Ensemble Modern Orchestra, Anna Prohaska & Sir George Benjamin – George Benjamin (Live)

Review Ensemble Modern Orchestra, Anna Prohaska & Sir George Benjamin – George Benjamin (Live)

Als Frank Zappa sein Album The Yellow Shark komponierte, war er der Überzeugung, dass die Musik zu schwierig sei, um sie von Menschen spielen zu lassen. Dann traf er auf das Ensemble Modern aus Frankfurt am Main und wurde eines besseren belehrt. Jetzt hat das so fähige Ensemble zum Orchester erweitert und Werke des britischen Komponisten Sir George unter dessen Leitung Benjamin eingespielt.

Benjamin ist Schüler Messiaens und begann in de frühen 1980-er Jahren zu komponieren. Mit dem Ensemble Modern, dem seit mehr als drei Jahrzehnten verbunden ist, hat er auf dem jetzt erschienenen Album George Benjamin (Live) einen Querschnitt seines musikalischen Schaffens auf gut 51 Minuten komprimiert.

Benjamins Werke haben in der Regel einen Bezug zu Aspekte und Objekten in der Realität, die er klanglich zu fassen und nachzugestalten versucht.
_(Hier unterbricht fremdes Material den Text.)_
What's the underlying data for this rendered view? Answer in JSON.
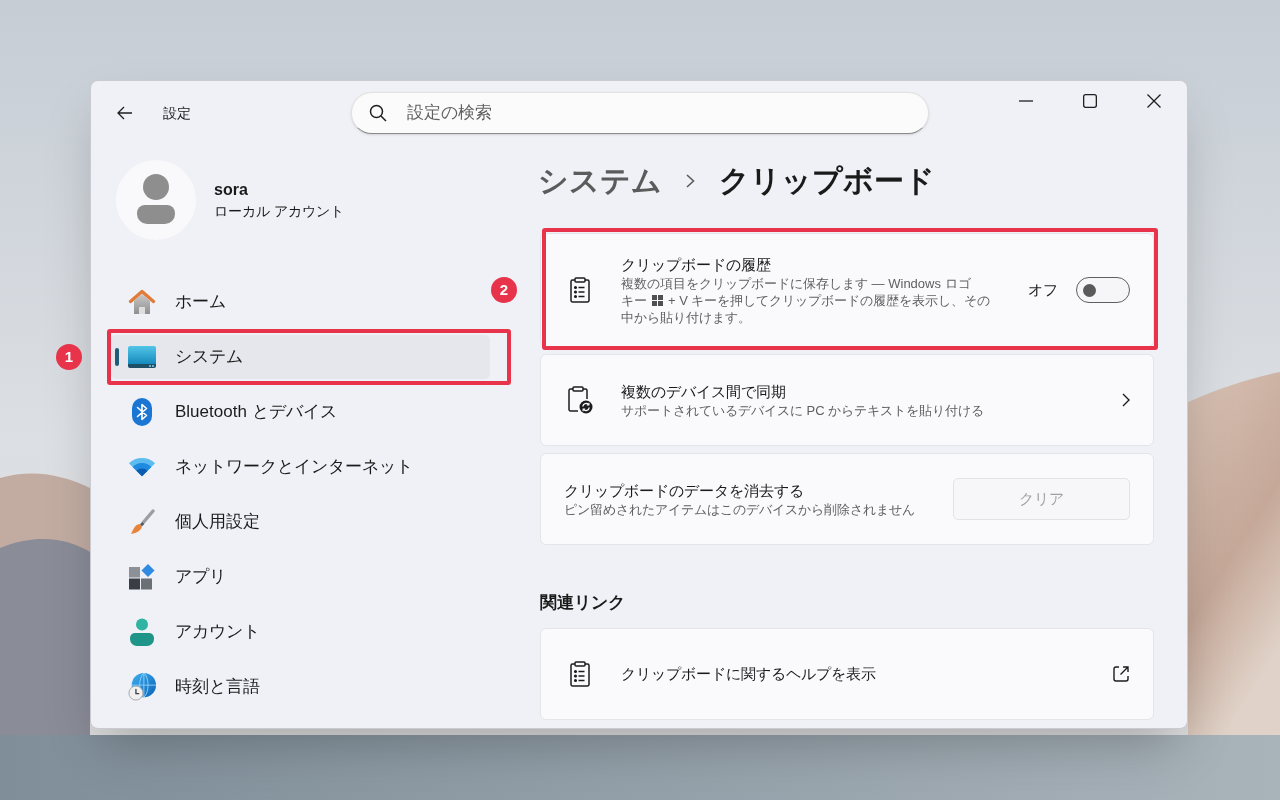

Die eröffnen beiden Stücke Palimpsest I und Palimpsest II versuchen dieses mit den Überlagerungen, die sich in mittelalterlichen Schriften finden, bei denen der neue Text auf dem Pergament über den abgeschabtem alten Schriftzeichen steht, die mitunter leicht durchschimmern.
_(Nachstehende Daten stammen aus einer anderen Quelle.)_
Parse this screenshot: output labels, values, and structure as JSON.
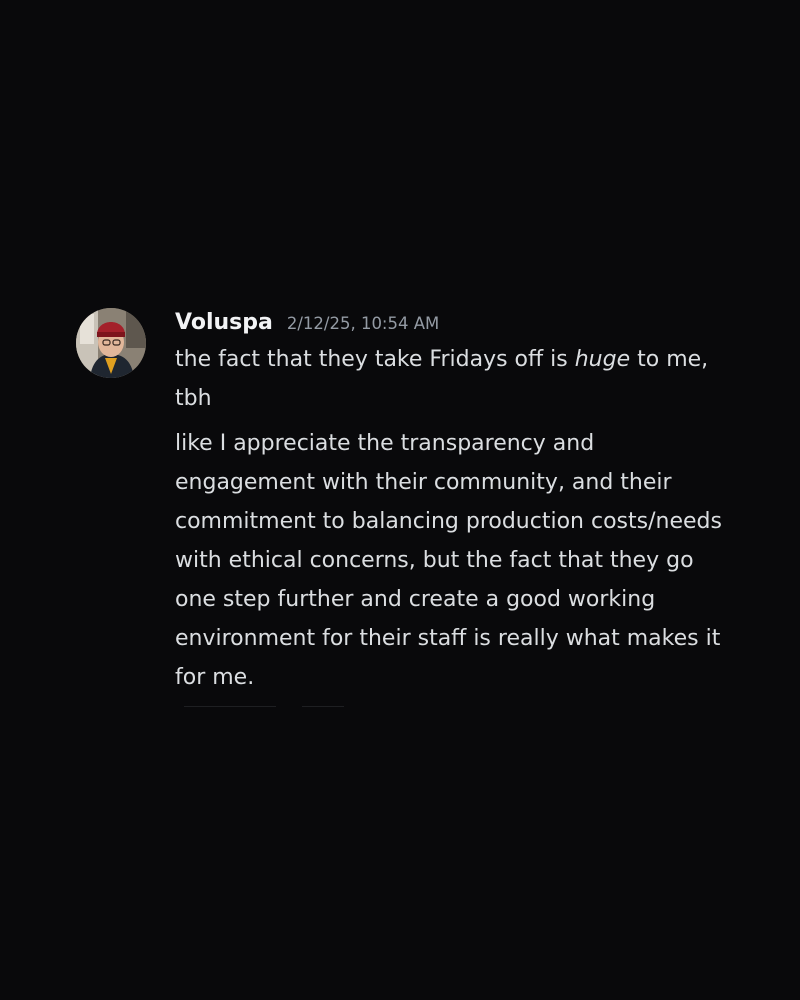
{
  "message": {
    "author": "Voluspa",
    "timestamp": "2/12/25, 10:54 AM",
    "lines": [
      {
        "before": "the fact that they take Fridays off is ",
        "emphasis": "huge",
        "after": " to me, tbh"
      },
      {
        "text": "like I appreciate the transparency and engagement with their community, and their commitment to balancing production costs/needs with ethical concerns, but the fact that they go one step further and create a good working environment for their staff is really what makes it for me."
      }
    ]
  },
  "colors": {
    "background": "#09090b",
    "username": "#f2f3f5",
    "timestamp": "#949ba4",
    "message_text": "#dbdee1"
  },
  "icons": {
    "avatar": "user-avatar-photo"
  }
}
Die drei Sätze von At First Light beziehen sich auf das Gemälde Norham Castle, Sunrise von William Turner. Auch hier das Abbild von Eindruck in Klang, wobei die Vorlage ein Gemälde ist und die Resonanz darauf mit rund 140 Jahren Abstand geschieht. Interessant ist hierbei besonders der unterschiedliche Ausdruck, der bei Benjamin weit intensiver als bei Turner Dissonanz mit Dynamik verschmilzt.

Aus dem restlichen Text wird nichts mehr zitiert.